Uygarlık ve Avusturya?.


Geçen haftanın bana göre en önemli haberlerinden biri Avusturya´da bulunan 7 camiinin kapatma ve orada görevli olan imamların hükümet tarafından sınır dışı edilme kararı. Muhafazakar Başbakan Sebastian Kurz Viyana´da çoğunluğun Türk cemaati olduğu ve ?Çanakkale Şehitlerini Anma Günü´ nedeniyle camii içerisinde askeri kıyafetli çocukların gösterisi buna neden olarak açıklandı. Başbakan Kurz, "Paralel toplumlara, siyasi İslama yada radikalleşmeye toplumumuzda yer yok" diye konuştu. Bu kararla birlikte aşağı yukarı 150 kişinin Avusturya´da oturum izninin iptal edileceği de açıklandı. Bizde ve eminim ki çoğu Müslüman ve uygar ülkelerde soğuk duş etkisi yaratmıştır. İnsanların inançları hak ve özgürlüklerinin bu şekilde engellenmesi katlanılması güç bir durum. Her zaman kendimize batının uygarlığını demokrasisini örnek aldığımız, gıpta ile baktığımız batının ikiyüzlülüğünü çifte standardını daha fazla görmeye başladık.

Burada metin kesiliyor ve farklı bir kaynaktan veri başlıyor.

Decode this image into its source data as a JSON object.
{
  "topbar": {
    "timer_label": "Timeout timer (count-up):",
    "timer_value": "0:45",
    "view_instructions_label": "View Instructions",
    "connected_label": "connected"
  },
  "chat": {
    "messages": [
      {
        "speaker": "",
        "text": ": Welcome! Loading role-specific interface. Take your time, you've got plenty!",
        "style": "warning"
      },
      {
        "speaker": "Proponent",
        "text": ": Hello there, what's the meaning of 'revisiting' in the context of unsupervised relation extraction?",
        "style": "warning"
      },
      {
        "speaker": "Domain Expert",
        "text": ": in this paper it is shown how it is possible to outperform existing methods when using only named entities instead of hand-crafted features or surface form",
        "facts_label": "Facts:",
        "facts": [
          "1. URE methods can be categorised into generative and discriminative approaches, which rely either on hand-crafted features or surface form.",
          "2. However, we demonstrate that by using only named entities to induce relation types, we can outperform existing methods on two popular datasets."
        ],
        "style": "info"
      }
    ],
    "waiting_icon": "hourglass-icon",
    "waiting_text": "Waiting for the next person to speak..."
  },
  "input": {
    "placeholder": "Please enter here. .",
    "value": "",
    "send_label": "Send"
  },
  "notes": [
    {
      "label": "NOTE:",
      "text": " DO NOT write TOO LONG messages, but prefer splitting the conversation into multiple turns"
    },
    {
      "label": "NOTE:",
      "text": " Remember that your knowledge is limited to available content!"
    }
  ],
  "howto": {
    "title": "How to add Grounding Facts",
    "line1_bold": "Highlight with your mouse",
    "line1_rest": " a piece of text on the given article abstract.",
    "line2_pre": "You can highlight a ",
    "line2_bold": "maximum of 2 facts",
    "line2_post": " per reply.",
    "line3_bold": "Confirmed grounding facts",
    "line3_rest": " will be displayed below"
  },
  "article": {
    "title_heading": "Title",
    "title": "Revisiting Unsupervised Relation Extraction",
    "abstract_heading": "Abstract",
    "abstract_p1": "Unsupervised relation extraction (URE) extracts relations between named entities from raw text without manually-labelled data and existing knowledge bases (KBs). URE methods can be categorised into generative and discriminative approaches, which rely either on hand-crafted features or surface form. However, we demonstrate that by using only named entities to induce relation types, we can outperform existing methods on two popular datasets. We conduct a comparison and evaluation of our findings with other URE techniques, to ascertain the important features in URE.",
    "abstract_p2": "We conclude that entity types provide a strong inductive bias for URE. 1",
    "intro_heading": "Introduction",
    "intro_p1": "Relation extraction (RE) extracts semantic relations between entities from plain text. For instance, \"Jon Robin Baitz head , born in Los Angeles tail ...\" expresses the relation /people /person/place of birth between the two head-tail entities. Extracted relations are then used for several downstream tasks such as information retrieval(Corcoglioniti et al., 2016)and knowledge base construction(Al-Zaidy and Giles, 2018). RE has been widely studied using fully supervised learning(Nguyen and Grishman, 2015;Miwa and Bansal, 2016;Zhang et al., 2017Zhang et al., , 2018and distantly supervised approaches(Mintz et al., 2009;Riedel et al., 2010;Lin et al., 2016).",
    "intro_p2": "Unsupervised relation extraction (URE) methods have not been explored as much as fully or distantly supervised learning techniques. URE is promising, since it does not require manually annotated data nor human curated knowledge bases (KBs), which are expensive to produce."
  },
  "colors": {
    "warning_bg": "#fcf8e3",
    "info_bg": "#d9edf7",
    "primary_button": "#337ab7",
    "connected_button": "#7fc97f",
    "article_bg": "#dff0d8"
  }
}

Bu haberi duyan herkes, Avusturya´yı ve bu kararı alan hükümeti kınayarak üzüntü hissetmiştir. İnsanlar inançları ile baskı altına alınmamalı aksine kendi dinlerini yaşamaları için yapılan bütün çalışmalar devletlerin uygarlığının ölçüsüdür. Acaba hükümet çocukların milli duygularını geliştirmek amacıyla yapılmış olan etkinliği yanlış mı anladı. Potansiyel İslami ordu ya da siyasi faaliyet gibi mi değerlendirdi. Böyle bir önyargı oluştu İslamiyet´e ve Müslümanlara karşı. Bu önyargı mı yoksa Müslüman toplumları kışkırtmak mı yoksa duyulan korku mu ? Hangisi.. Aslında adı ne olursa olsun kınanacak ve karşısında durulacak bir yaptırım. Son günlerde adından çok söz edilir oldu, haçlı hilalli söylemler. İnsanlar, tarihler boyunca din üzerinden gitmiştir. Savaşlar kıyımlar hep inançlar üzerinden gerçekleşmiştir. Dünyanın zor dönemden geçtiği bu günlerde Müslümanlığı hedef alıcı hareketlerde artış olduğunu görmekteyiz. Birileri sürekli polemik yaratmaya çalışıyor. Bu insanlığı ve inanç özgürlüğünü hedef alan eylem ve yaptırımların ortaçağ Avrupa´sında kalan ırkçı yapılanmanın dünya milletleri olarak karşısında olup tepkimizi net bir şekilde ortaya koymalıyız. İnançlarımız birbirimiz için risk oluşturmadan daha insanca yaşamanın hoşgörünün yollarını bulmalıyız. Sevgiyle kalın?